Isaac recently published The Other Side of the Wall to theologically advocate for a “shared land” perspective. Whatever the perceived advantages of Israel, he said the traditional two-state solution is “collapsing before our eyes.”
Sayegh attributed one-state support to Palestinian Christian belief in democracy, coupled with the above described fear of an Islamic Palestine. Three in four (73%) view a single state as the best model for governance, while only 11 percent view the PA as democratic.

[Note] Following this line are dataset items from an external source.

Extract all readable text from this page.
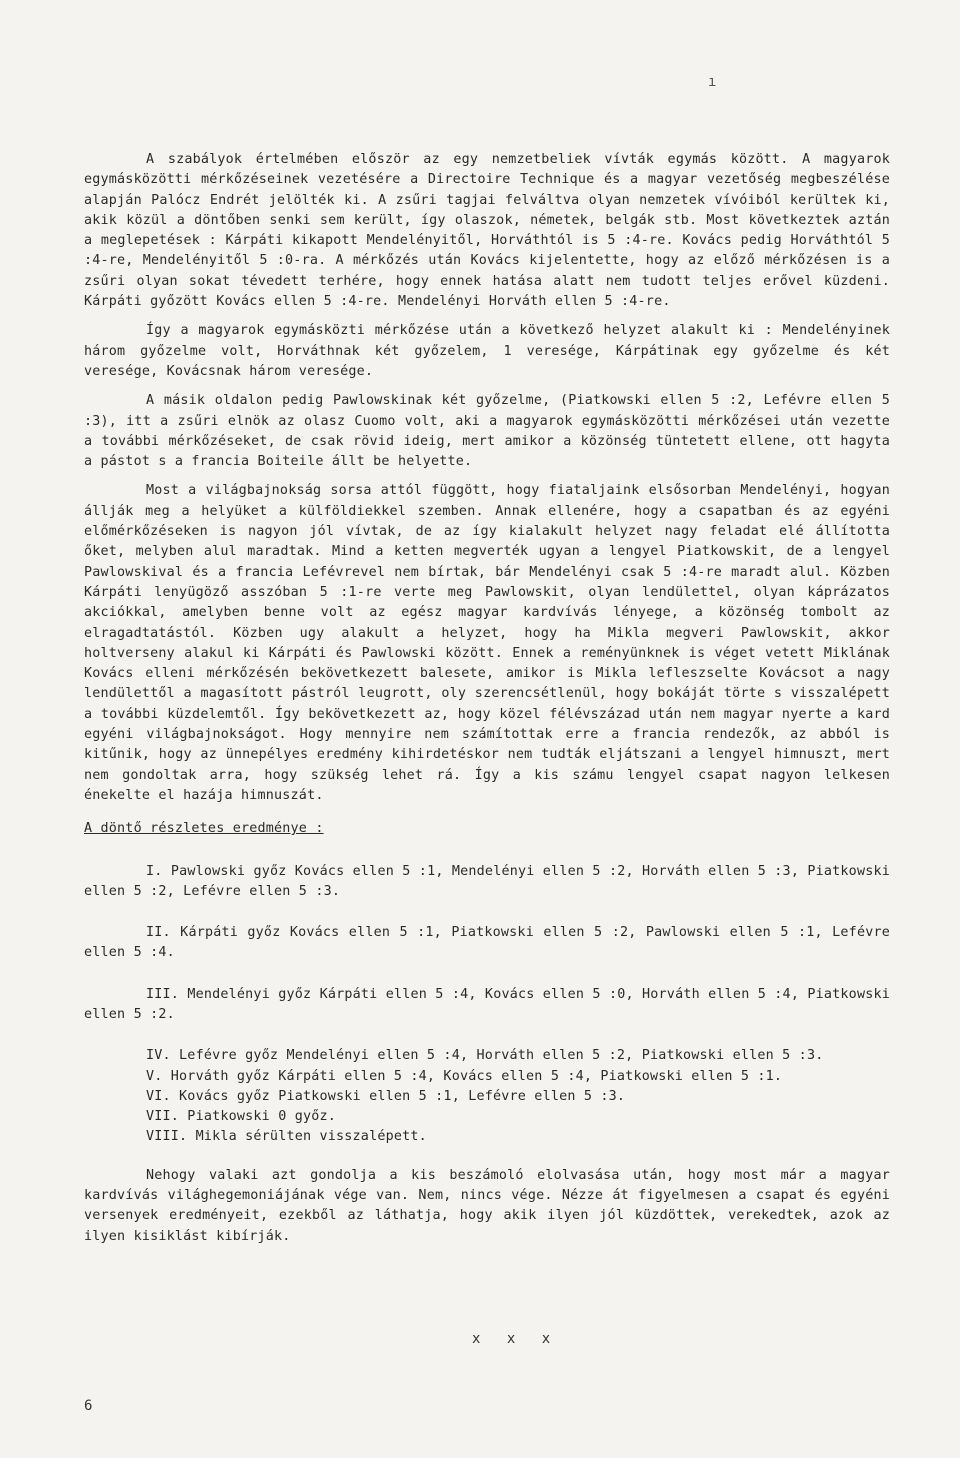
ı

A szabályok értelmében először az egy nemzetbeliek vívták egymás között. A magyarok egymásközötti mérkőzéseinek vezetésére a Directoire Technique és a magyar vezetőség megbeszélése alapján Palócz Endrét jelölték ki. A zsűri tagjai felváltva olyan nemzetek vívóiból kerültek ki, akik közül a döntőben senki sem került, így olaszok, németek, belgák stb. Most következtek aztán a meglepetések : Kárpáti kikapott Mendelényitől, Horváthtól is 5 :4-re. Kovács pedig Horváthtól 5 :4-re, Mendelényitől 5 :0-ra. A mérkőzés után Kovács kijelentette, hogy az előző mérkőzésen is a zsűri olyan sokat tévedett terhére, hogy ennek hatása alatt nem tudott teljes erővel küzdeni. Kárpáti győzött Kovács ellen 5 :4-re. Mendelényi Horváth ellen 5 :4-re.

Így a magyarok egymásközti mérkőzése után a következő helyzet alakult ki : Mendelényinek három győzelme volt, Horváthnak két győzelem, 1 veresége, Kárpátinak egy győzelme és két veresége, Kovácsnak három veresége.

A másik oldalon pedig Pawlowskinak két győzelme, (Piatkowski ellen 5 :2, Lefévre ellen 5 :3), itt a zsűri elnök az olasz Cuomo volt, aki a magyarok egymásközötti mérkőzései után vezette a további mérkőzéseket, de csak rövid ideig, mert amikor a közönség tüntetett ellene, ott hagyta a pástot s a francia Boiteile állt be helyette.

Most a világbajnokság sorsa attól függött, hogy fiataljaink elsősorban Mendelényi, hogyan állják meg a helyüket a külföldiekkel szemben. Annak ellenére, hogy a csapatban és az egyéni előmérkőzéseken is nagyon jól vívtak, de az így kialakult helyzet nagy feladat elé állította őket, melyben alul maradtak. Mind a ketten megverték ugyan a lengyel Piatkowskit, de a lengyel Pawlowskival és a francia Lefévrevel nem bírtak, bár Mendelényi csak 5 :4-re maradt alul. Közben Kárpáti lenyügöző asszóban 5 :1-re verte meg Pawlowskit, olyan lendülettel, olyan káprázatos akciókkal, amelyben benne volt az egész magyar kardvívás lényege, a közönség tombolt az elragadtatástól. Közben ugy alakult a helyzet, hogy ha Mikla megveri Pawlowskit, akkor holtverseny alakul ki Kárpáti és Pawlowski között. Ennek a reményünknek is véget vetett Miklának Kovács elleni mérkőzésén bekövetkezett balesete, amikor is Mikla lefleszselte Kovácsot a nagy lendülettől a magasított pástról leugrott, oly szerencsétlenül, hogy bokáját törte s visszalépett a további küzdelemtől. Így bekövetkezett az, hogy közel félévszázad után nem magyar nyerte a kard egyéni világbajnokságot. Hogy mennyire nem számítottak erre a francia rendezők, az abból is kitűnik, hogy az ünnepélyes eredmény kihirdetéskor nem tudták eljátszani a lengyel himnuszt, mert nem gondoltak arra, hogy szükség lehet rá. Így a kis számu lengyel csapat nagyon lelkesen énekelte el hazája himnuszát.

A döntő részletes eredménye :

I. Pawlowski győz Kovács ellen 5 :1, Mendelényi ellen 5 :2, Horváth ellen 5 :3, Piatkowski ellen 5 :2, Lefévre ellen 5 :3.

II. Kárpáti győz Kovács ellen 5 :1, Piatkowski ellen 5 :2, Pawlowski ellen 5 :1, Lefévre ellen 5 :4.

III. Mendelényi győz Kárpáti ellen 5 :4, Kovács ellen 5 :0, Horváth ellen 5 :4, Piatkowski ellen 5 :2.

IV. Lefévre győz Mendelényi ellen 5 :4, Horváth ellen 5 :2, Piatkowski ellen 5 :3.

V. Horváth győz Kárpáti ellen 5 :4, Kovács ellen 5 :4, Piatkowski ellen 5 :1.

VI. Kovács győz Piatkowski ellen 5 :1, Lefévre ellen 5 :3.

VII. Piatkowski 0 győz.

VIII. Mikla sérülten visszalépett.

Nehogy valaki azt gondolja a kis beszámoló elolvasása után, hogy most már a magyar kardvívás világhegemoniájának vége van. Nem, nincs vége. Nézze át figyelmesen a csapat és egyéni versenyek eredményeit, ezekből az láthatja, hogy akik ilyen jól küzdöttek, verekedtek, azok az ilyen kisiklást kibírják.

x x x
6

Yet even with the PA’s faults, Christians cited a striking level of religious freedom in Palestine. Half said it was “high or high enough” (50%), while an additional quarter said it was “medium or average” (27%).
And 8 percent reported inviting Muslim acquaintances to convert to Christianity.
Kakish said that despite Christians being “cautious” in outreach, it is acceptable to discuss religion and “there is more openness than ever before.”
While Muslims have always challenged Christian belief—23 percent of respondents stated that Muslims have asked them to convert to Islam—Christians now “feel more empowered” due to better apologetic resources available online, Sayegh said.
However, Munayer, who teaches a course at Musalaha on freedom of religion and belief, believes the increase in Christian religiosity has fueled an increasing self-isolation. While they are “not shy” in expressing their beliefs, Christians are detaching themselves from both Jews and Muslims. (He surveyed Christian university students around Bethlehem and found they show less interest in interfaith friendships than their Muslim peers.)
So while Christian numbers continue to dwindle, where should their hope come from?
More than half said they need more jobs: 56 percent have asked the church about this, and 52 percent ask the PA. Only 2 percent and 6 percent, respectively, believed these institutions should do more to secure religious freedom.
Perhaps this is because Palestinian Christians already believe they are living their faith.
“We have a committed community that understands our mission to witness, to serve, and to advocate for justice and peace,” said Isaac.
“Our role as churches is to bring the message of hope, as we find it in the gospel.”